Streck entende que, atualmente, há pessoas sendo presas “por muitíssimo menos coisas”. Segundo ele, o Ministério Público Federal deve se atentar a esse cenário para não terminar ainda mais fragilizado.

“No caso Silvinei [Vasques, ex-diretor da PRF], se colocou contra a prisão. E por óbvio Silvinei deveria ser preso. Foi a PF que se ‘mexeu’. E, ao mesmo tempo, o MP sustenta a prisão de pessoas por crimes pequenos Brasil afora. Há que ter coerência e isonomia. A sociedade está de olho nas instituições.”

Linhas cruzadas

A investigação sobre as joias, porém, não termina em si mesma. A decisão de Moraes que autorizou a operação de busca e apreensão deixa clara a constatação da Justiça de que há um elo entre o escândalo mais recente e inquéritos que há tiram o sono de Bolsonaro.

Segundo o ministro, os indícios obtidos pela PF no caso das joias evidenciam “a conexão probatória” com investigações que já tramitam no STF, como o Inquérito das Fake News e do Inquérito das Milícias Digitais. Bolsonaro é formalmente investigado no primeiro e participante indireto do segundo.

Ainda nesta sexta, a relatora da CPMI do 8 de Janeiro, senadora Eliziane Gama (PSD-MA), defendeu que a comissão apure se a tentativa do governo Bolsonaro de vender as joias tinha o objetivo de financiar atos golpistas. O presidente do colegiado, Arthur Maia (União-BA), é contra a ideia de entrar na investigação, mas a sorte está lançada.

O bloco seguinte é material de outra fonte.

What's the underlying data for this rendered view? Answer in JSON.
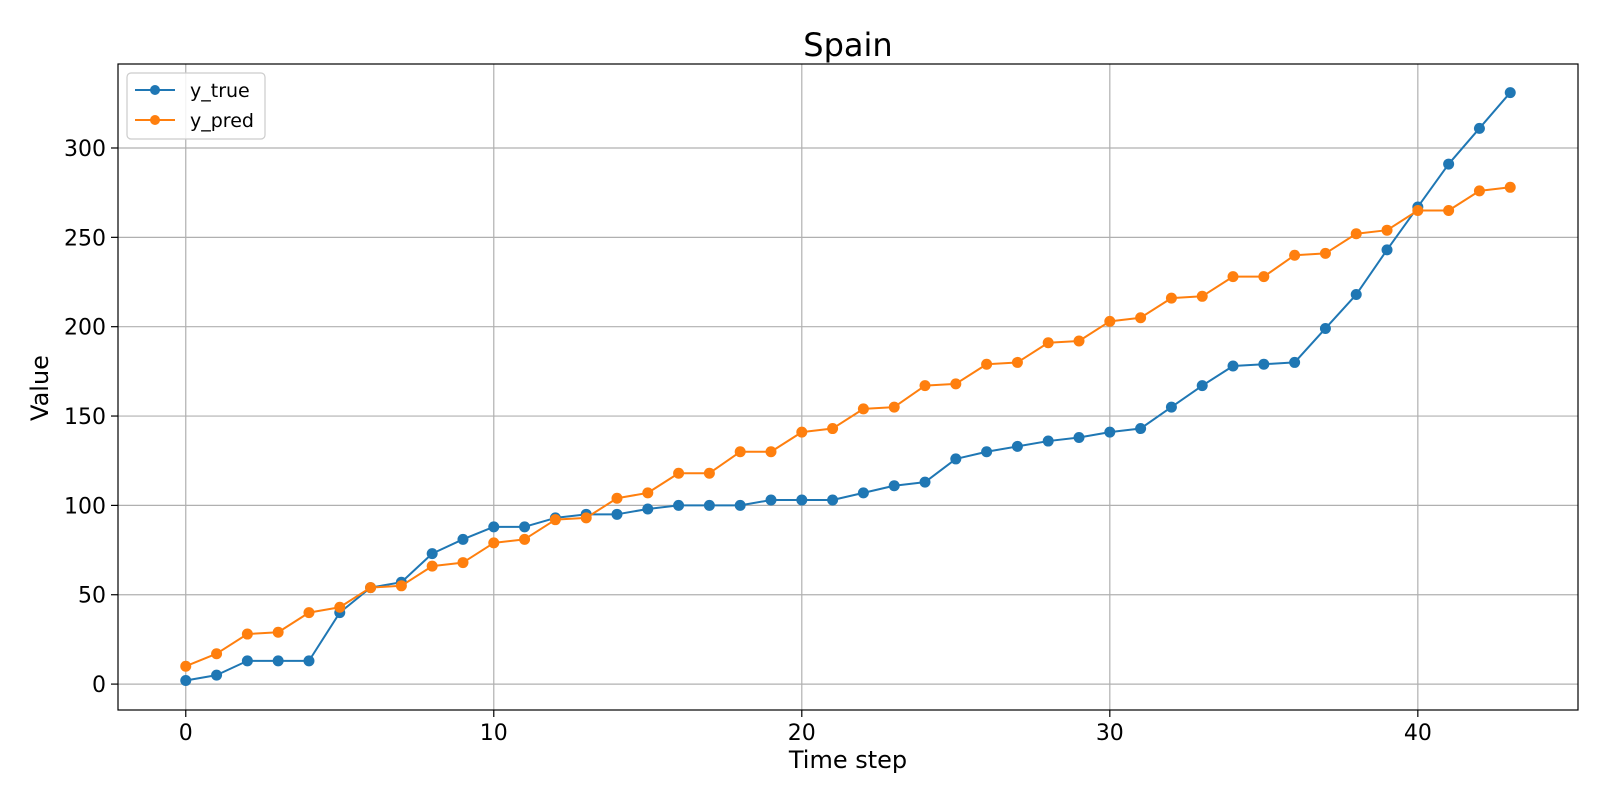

Bolsonaro acumula derrotas e vê o cerco se fechar também contra alguns de seus aliados mais próximos desde que se tornou inelegível, em 30 de junho.

De lá para cá, houve:

➡ a prisão de Silvinei Vasques, ex-diretor da PRF por suspeita de atuar para dificultar o trânsito de eleitores de Lula em 2022;
➡ o depoimento à CPMI de Mauro Cid,  preso por suspeita de fraude em cartões de vacinação – inclusive o de Bolsonaro;
➡ a operação da PF contra Walter Delgatti e Carla Zambelli, que levou Bolsonaro mais uma vez ao centro da trama golpista;
➡ e o depoimento do ex-ministro da Justiça Anderson Torres à CPMI – usando uma tornozeleira eletrônica.
A PF tem emitido sinais frequentes de que as investigações contra Bolsonaro se cruzam. Conclusões do relatório que sustentou a ordem de prisão de Silvinei apontam que os bloqueios registrados no dia do segundo turno não são fatos isolados, mas parte de um processo iniciado em 2019 e baseado na divulgação de fake news.

Os objetivos, de acordo com a corporação, eram desacreditar o processo eleitoral, reforçar a polarização e gerar um clima de animosidade e descrédito dos Poderes, culminando nos atos golpistas de 8 de Janeiro,

Outra frente com a qual essa investigação da PF pode se ligar envolve um inquérito da PGR que busca determinar se Bolsonaro foi um dos instigadores dos ataques às sedes dos Três Poderes.

Enquanto isso, Jair Bolsonaro permanece calado. Parece receoso em reeditar, longa da cadeira de presidente, as bravatas disparadas contra as instituições ao longo dos quatro anos anteriores.